Dr. Belanger was writing a referral to the orthopedic specialist in Cap Haitian. The mother’s face was pale. I focused on the note to avoid watching her. After Dr. Belanger scribbled his signature, I felt her staring at me and I met her eyes. He handed her the note, she took it and walked out with her son.

Sunday, June 27, 2010

Timoun III: Here, the children teach me. . .


Not to be shy to throw words out in a language I don't speak so I can get a new person's attention.

That most people sense what you are searching for, who you like, and when you are genuine, but only children will chatter that truth into your ears because "mind your own business" doesn't count if your smile is wide enough to make everyone's business your business and if it is more fun not to "mind" anything

That if you open your eyes wide enough to see the whole world but only look into one set of eyes, slide a your tiny hand lightly into theirs, and let your shoulders dance you will get a hug.

That it completely normal to be reenacting a motorcycle accident one minute--violently flinging your body, whirling in circles and screaming "Whizz," "Pzz" and "WAP" noises--and doze off in the grass the next.

That if I want something, ask for it.
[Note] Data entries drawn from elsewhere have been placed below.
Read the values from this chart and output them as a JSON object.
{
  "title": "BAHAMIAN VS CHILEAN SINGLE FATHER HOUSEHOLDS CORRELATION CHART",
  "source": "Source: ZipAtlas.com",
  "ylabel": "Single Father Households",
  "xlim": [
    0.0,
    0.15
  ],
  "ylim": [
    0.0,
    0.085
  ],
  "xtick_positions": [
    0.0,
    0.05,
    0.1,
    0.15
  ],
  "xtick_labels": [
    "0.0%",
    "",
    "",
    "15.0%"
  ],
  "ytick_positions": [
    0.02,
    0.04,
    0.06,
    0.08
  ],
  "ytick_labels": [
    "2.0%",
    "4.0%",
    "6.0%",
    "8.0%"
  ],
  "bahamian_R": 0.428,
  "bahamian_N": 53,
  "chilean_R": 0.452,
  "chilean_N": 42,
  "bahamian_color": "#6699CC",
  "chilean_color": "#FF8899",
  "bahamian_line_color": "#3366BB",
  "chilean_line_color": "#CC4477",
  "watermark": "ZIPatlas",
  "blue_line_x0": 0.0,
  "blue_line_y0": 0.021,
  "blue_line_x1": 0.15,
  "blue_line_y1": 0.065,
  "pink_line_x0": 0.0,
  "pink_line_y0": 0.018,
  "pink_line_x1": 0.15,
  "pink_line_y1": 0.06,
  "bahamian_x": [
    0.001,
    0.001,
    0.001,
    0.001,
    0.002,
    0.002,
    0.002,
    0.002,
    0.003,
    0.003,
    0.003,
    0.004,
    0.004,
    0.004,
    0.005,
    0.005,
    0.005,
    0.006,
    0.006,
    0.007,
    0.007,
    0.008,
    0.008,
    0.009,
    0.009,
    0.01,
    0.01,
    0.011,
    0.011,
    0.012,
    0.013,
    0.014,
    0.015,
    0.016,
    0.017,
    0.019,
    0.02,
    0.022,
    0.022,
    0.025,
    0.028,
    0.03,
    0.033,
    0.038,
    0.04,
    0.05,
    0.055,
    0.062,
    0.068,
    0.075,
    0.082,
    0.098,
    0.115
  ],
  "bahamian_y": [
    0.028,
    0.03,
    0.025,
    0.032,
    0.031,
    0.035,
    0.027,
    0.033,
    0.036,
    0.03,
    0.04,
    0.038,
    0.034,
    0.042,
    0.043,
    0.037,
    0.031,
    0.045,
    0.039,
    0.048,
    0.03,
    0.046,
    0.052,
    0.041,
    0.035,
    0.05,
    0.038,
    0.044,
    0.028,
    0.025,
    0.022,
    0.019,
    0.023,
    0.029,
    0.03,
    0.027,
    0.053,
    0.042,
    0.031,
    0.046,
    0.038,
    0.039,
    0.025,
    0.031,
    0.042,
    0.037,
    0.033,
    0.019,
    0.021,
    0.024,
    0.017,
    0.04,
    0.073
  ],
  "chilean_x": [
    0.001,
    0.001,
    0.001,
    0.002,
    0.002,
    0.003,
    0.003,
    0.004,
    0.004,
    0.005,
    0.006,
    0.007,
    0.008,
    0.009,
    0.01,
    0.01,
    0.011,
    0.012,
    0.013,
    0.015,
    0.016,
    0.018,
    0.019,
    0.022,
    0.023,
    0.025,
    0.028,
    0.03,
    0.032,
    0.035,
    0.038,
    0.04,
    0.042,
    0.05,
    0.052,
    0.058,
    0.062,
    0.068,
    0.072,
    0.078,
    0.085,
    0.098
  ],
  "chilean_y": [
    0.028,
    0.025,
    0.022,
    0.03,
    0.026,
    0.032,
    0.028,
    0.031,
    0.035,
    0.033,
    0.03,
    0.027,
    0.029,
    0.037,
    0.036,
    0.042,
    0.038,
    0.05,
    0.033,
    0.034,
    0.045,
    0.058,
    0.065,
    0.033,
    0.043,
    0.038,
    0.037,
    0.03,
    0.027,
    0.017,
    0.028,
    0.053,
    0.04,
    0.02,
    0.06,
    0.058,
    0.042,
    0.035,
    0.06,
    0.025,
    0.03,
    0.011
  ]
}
If the answer is, "No" shrug and smile.

That a hand in mine is security.

That if a tiny face thinks something is funny enough to giggle over then it is.

That the body warmth of a Mamie's arm knot is the best commodity.

That if I trip on my own dignity, get mud all over my legs, scrape my elbow on plant spines, rip running shorts on tree bark, skin my knees on gravel and blow snot into toilet paper, I won't die.

That I can see a boat fly over a bridge, a worm swallow a goat whole, an airplane rain ripe bananas, a flower turn into a butterfly, and a spider roar like a lion.

That I can mix mango juice with salty beef stew in my mouth, just to see how it tastes, then announce to everyone, "It was gross but I swallowed it because Sara said I can't spit food into my juice."

That at 6:30pm while I am sitting at the table, holding a fork over a plate of rice, beans and fish, there are five billion things I can talk about, look at, and point to that have nothing to do eating.

That at 7:20pm when I my grownup friends say I will have to eat alone if I don't finish my food soon, I can shovel the entire plate into my mouth in 10 minutes.

That the best place to hide is behind a Papa's leg.

That the prettiest view of Haiti is from a seat on top of someone else's shoulders.

That people are born knowing how to dance but they forget how because they learn to get nervous instead.

That the best person to emulate is the most ridiculous one.

That if you tell someone what they are good at, they will do it better.

That a Blan with blue eyes must have more toys than anyone in the world.

That it is terrifying when someone in scrubs with a stethoscope hanging from his neck wraps my bent arm in plaster because he could be trying to turn me into the Egyptian mummy I learned about at school.

To smile; to ask questions about the answers to questions I just asked; to talk till my breath runs out, put my hands on my knees, drop my head, gasp some breaths and then talk some more; to fight for the attention of grownups as if my livelihood depended on it.